Acordei no meio da madrugada e de súbito levantei-me. Pensei que havia amanhecido e eu tivesse perdido a hora. Não domino mesmo o tempo, lembrei. Como sempre estou a postos, despertei de uma vez. Acalmei corpo e mente. Não sentia sono. Nem calor, nem pressa. Sentia outras coisas. Cruzava novas emoções e esperava o amanhecer encontrar-me liberta. Solta mesmo, feito os ruídos do vento na porta da sala.
Deslizei pra esquerda a cortina-blecaute do quarto e vi o céu ainda (um pouco) estrelado. Eu já tinha dormido bastante, mas, realmente, ainda não era dia. Bebi água, olhei a hora no celular e, diante das 3h45, entendi que eu precisava/podia retomar o sono - de onde parei? Postei-me na cama como se ninho fosse e fechei os olhos. Em vão: estava desperta.
Não desisti. Virei-me virada, com as costas para cima, e relaxei braços e pernas. Estava pronta para pegar no sono. Segundos depois... irrompe uma batida simétrica, constante e inabalável. Sempre esqueço, quando deito a cabeça de modo que o ouvido fica pressionado na cama, sem travesseiro, passo a ouvir o tum-tum-tum do meu coração. Barulho mesmo. Não a metáfora.

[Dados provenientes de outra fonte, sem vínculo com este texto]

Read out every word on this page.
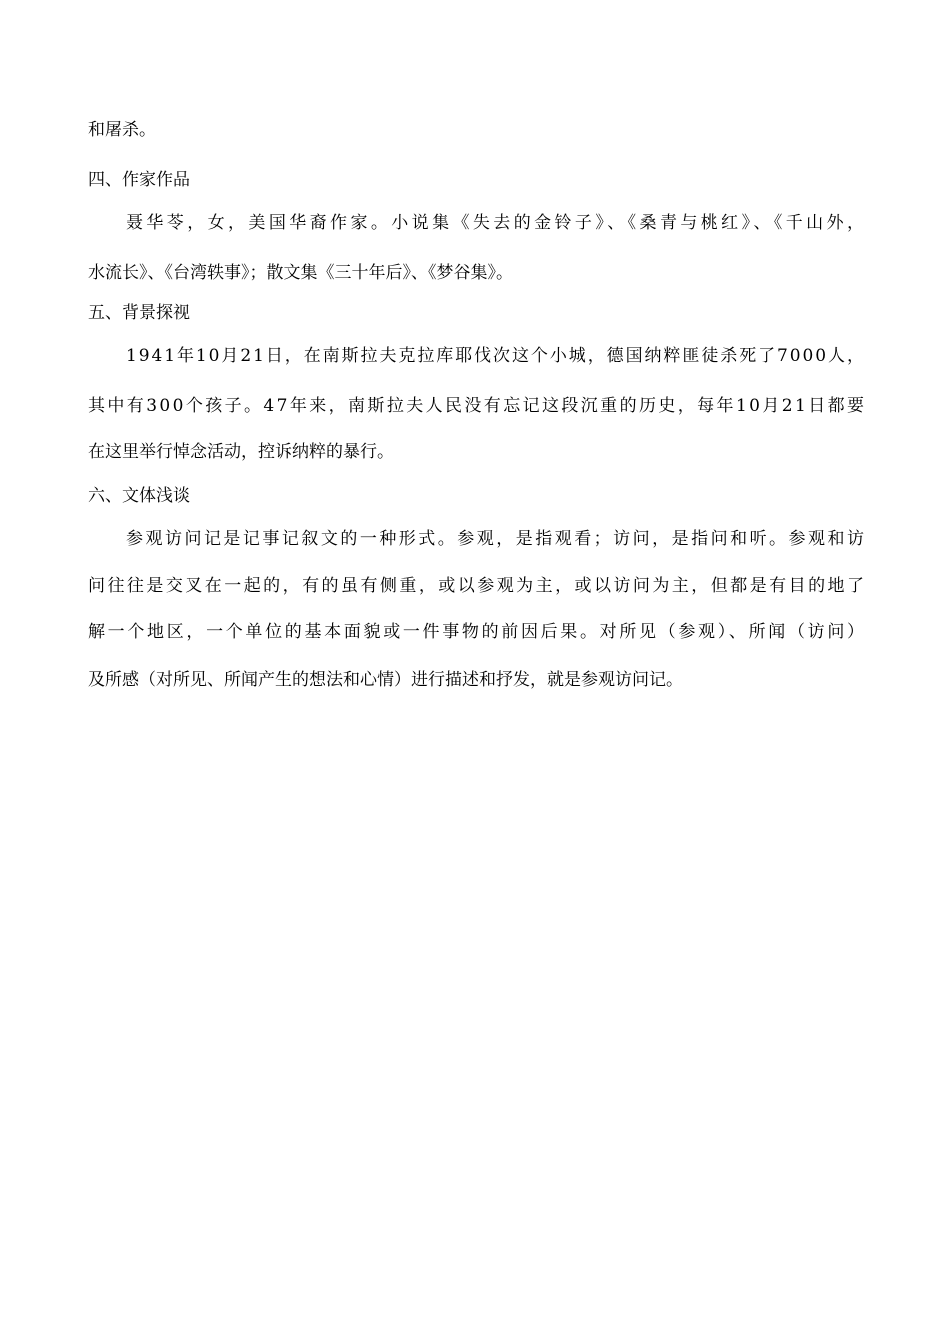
和屠杀。
四、作家作品
聂华苓，女，美国华裔作家。小说集《失去的金铃子》、《桑青与桃红》、《千山外，
水流长》、《台湾轶事》；散文集《三十年后》、《梦谷集》。
五、背景探视
1941年10月21日，在南斯拉夫克拉库耶伐次这个小城，德国纳粹匪徒杀死了7000人，
其中有300个孩子。47年来，南斯拉夫人民没有忘记这段沉重的历史，每年10月21日都要
在这里举行悼念活动，控诉纳粹的暴行。
六、文体浅谈
参观访问记是记事记叙文的一种形式。参观，是指观看；访问，是指问和听。参观和访
问往往是交叉在一起的，有的虽有侧重，或以参观为主，或以访问为主，但都是有目的地了
解一个地区，一个单位的基本面貌或一件事物的前因后果。对所见（参观）、所闻（访问）
及所感（对所见、所闻产生的想法和心情）进行描述和抒发，就是参观访问记。
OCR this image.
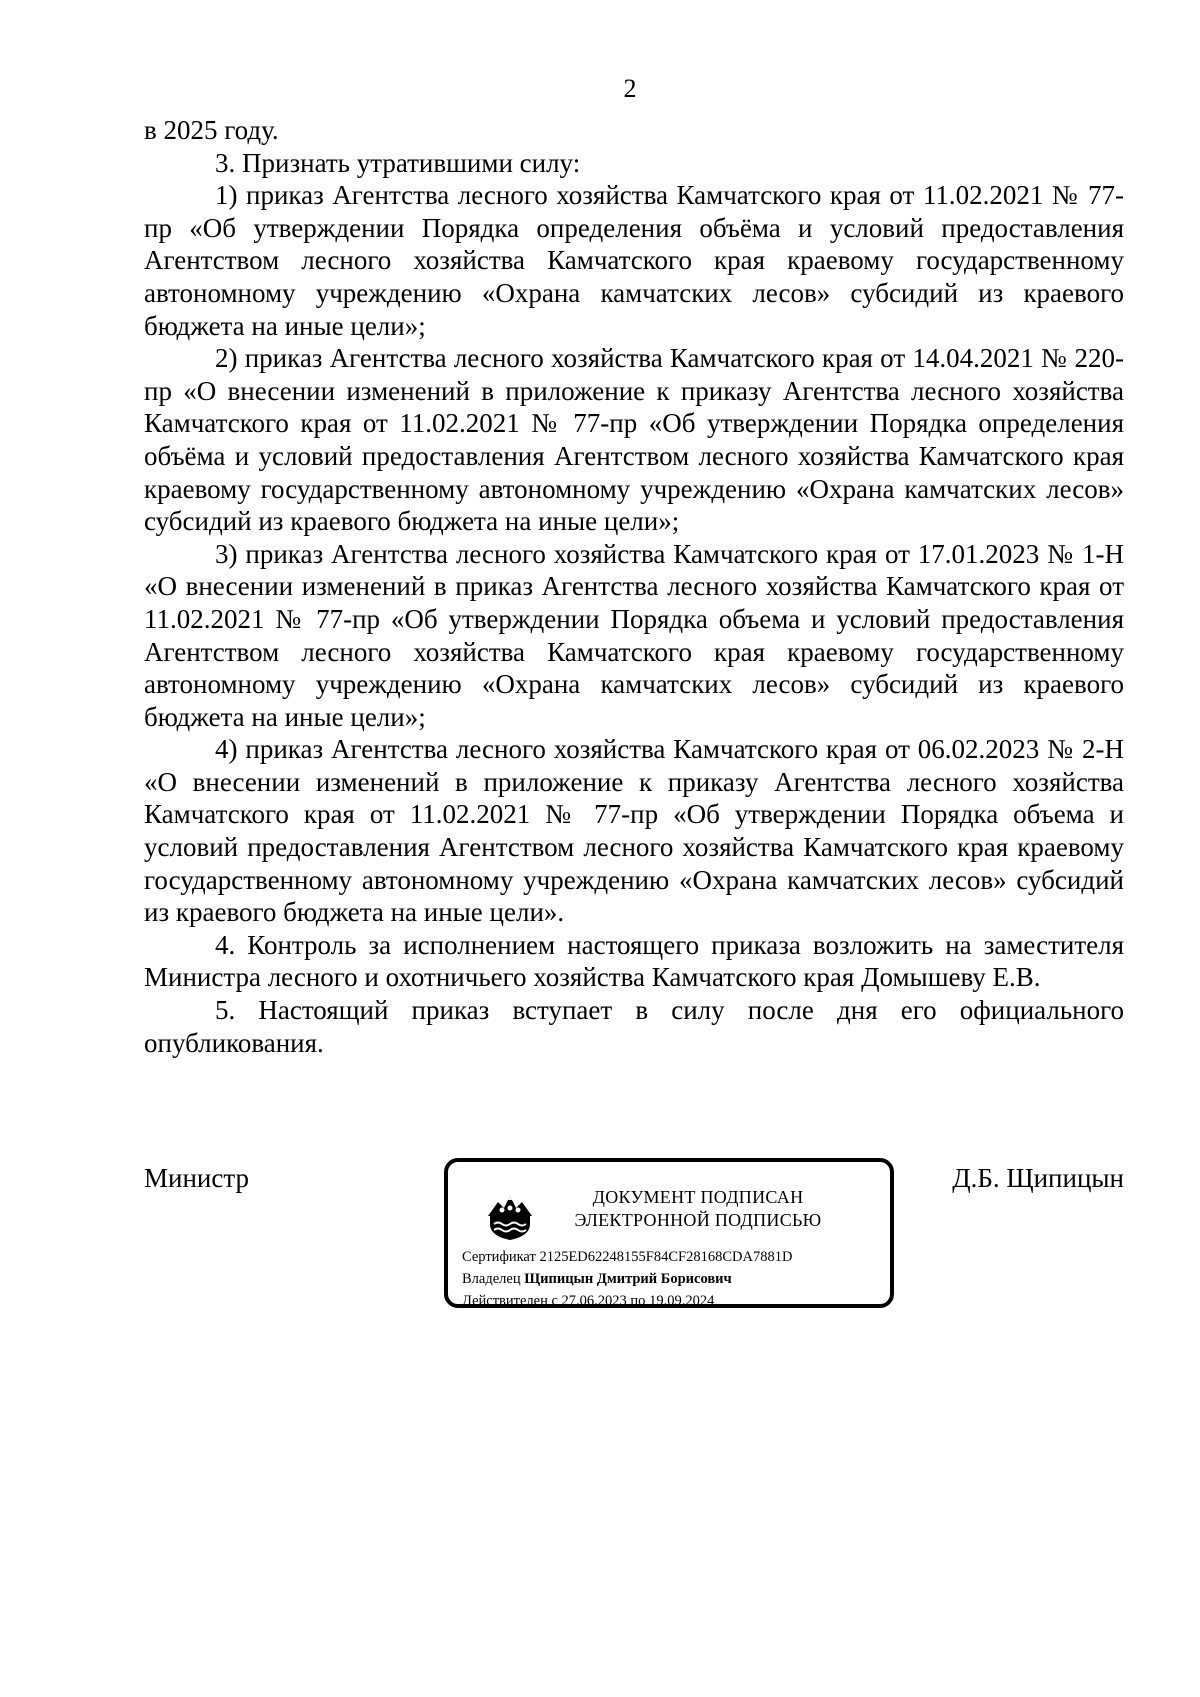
2

в 2025 году.

3. Признать утратившими силу:

1) приказ Агентства лесного хозяйства Камчатского края от 11.02.2021 № 77-пр «Об утверждении Порядка определения объёма и условий предоставления Агентством лесного хозяйства Камчатского края краевому государственному автономному учреждению «Охрана камчатских лесов» субсидий из краевого бюджета на иные цели»;

2) приказ Агентства лесного хозяйства Камчатского края от 14.04.2021 № 220-пр «О внесении изменений в приложение к приказу Агентства лесного хозяйства Камчатского края от 11.02.2021 № 77-пр «Об утверждении Порядка определения объёма и условий предоставления Агентством лесного хозяйства Камчатского края краевому государственному автономному учреждению «Охрана камчатских лесов» субсидий из краевого бюджета на иные цели»;

3) приказ Агентства лесного хозяйства Камчатского края от 17.01.2023 № 1-Н «О внесении изменений в приказ Агентства лесного хозяйства Камчатского края от 11.02.2021 № 77-пр «Об утверждении Порядка объема и условий предоставления Агентством лесного хозяйства Камчатского края краевому государственному автономному учреждению «Охрана камчатских лесов» субсидий из краевого бюджета на иные цели»;

4) приказ Агентства лесного хозяйства Камчатского края от 06.02.2023 № 2-Н «О внесении изменений в приложение к приказу Агентства лесного хозяйства Камчатского края от 11.02.2021 № 77-пр «Об утверждении Порядка объема и условий предоставления Агентством лесного хозяйства Камчатского края краевому государственному автономному учреждению «Охрана камчатских лесов» субсидий из краевого бюджета на иные цели».

4. Контроль за исполнением настоящего приказа возложить на заместителя Министра лесного и охотничьего хозяйства Камчатского края Домышеву Е.В.

5. Настоящий приказ вступает в силу после дня его официального опубликования.

Министр
ДОКУМЕНТ ПОДПИСАН
ЭЛЕКТРОННОЙ ПОДПИСЬЮ
Сертификат 2125ED62248155F84CF28168CDA7881D
Владелец Щипицын Дмитрий Борисович
Действителен с 27.06.2023 по 19.09.2024
Д.Б. Щипицын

Nos últimos tempos, o inverso tem se repetido. Não é exatamente o barulho do meu coração que escuto. Mas a metáfora que esse pulsar representa. Parece que a sensação de deixar-me sentir o presente tem-me feito expandir o processo de reconhecimento que nós, humanos domesticados, temos tentado alcançar ao longo dos nossas dias. Apesar dessa eterna necessidade que temos de domar os nossos pensamentos, a fim de descobrir caminhos. Estamos sem rumos?
Essa metáfora do pulsar, da batida que nos desperta, remonta uma espécie de memória que tem o nosso coração. Catálogo de afetos. De encontros, partidas. De dores e deleites que se acumulam ao longo da vida. Das alegrias que agora fazem festa na memória. A nossa sorte também é nosso tempo, dono de tudo que em nós se renova e abre espaço para mais e novos sentimentos, outras felicidades.
Outras felicidades...
Um eco que cura nossos ouvidos - e nosso espírito - , erguendo laços que se formam e se desfazem de maneira tão natural que viver transita entre ser e estar - mas não permanecer -, num movimento que ora nos liberta, ora nos assusta. Porque não temos como organizar em gavetas os sentimentos trazidos no peito. Não temos? A gente sonha, a gente espera. E para. E raciocina com pele, coração e mente. E desejamos aprender a lidar com essa ansiedade coletiva pelo amanhã (por outras felicidades) porque temos tecido nossos enredos de vida ganhando tempo, muito tempo. Em compensação, nem sempre escolhemos datas.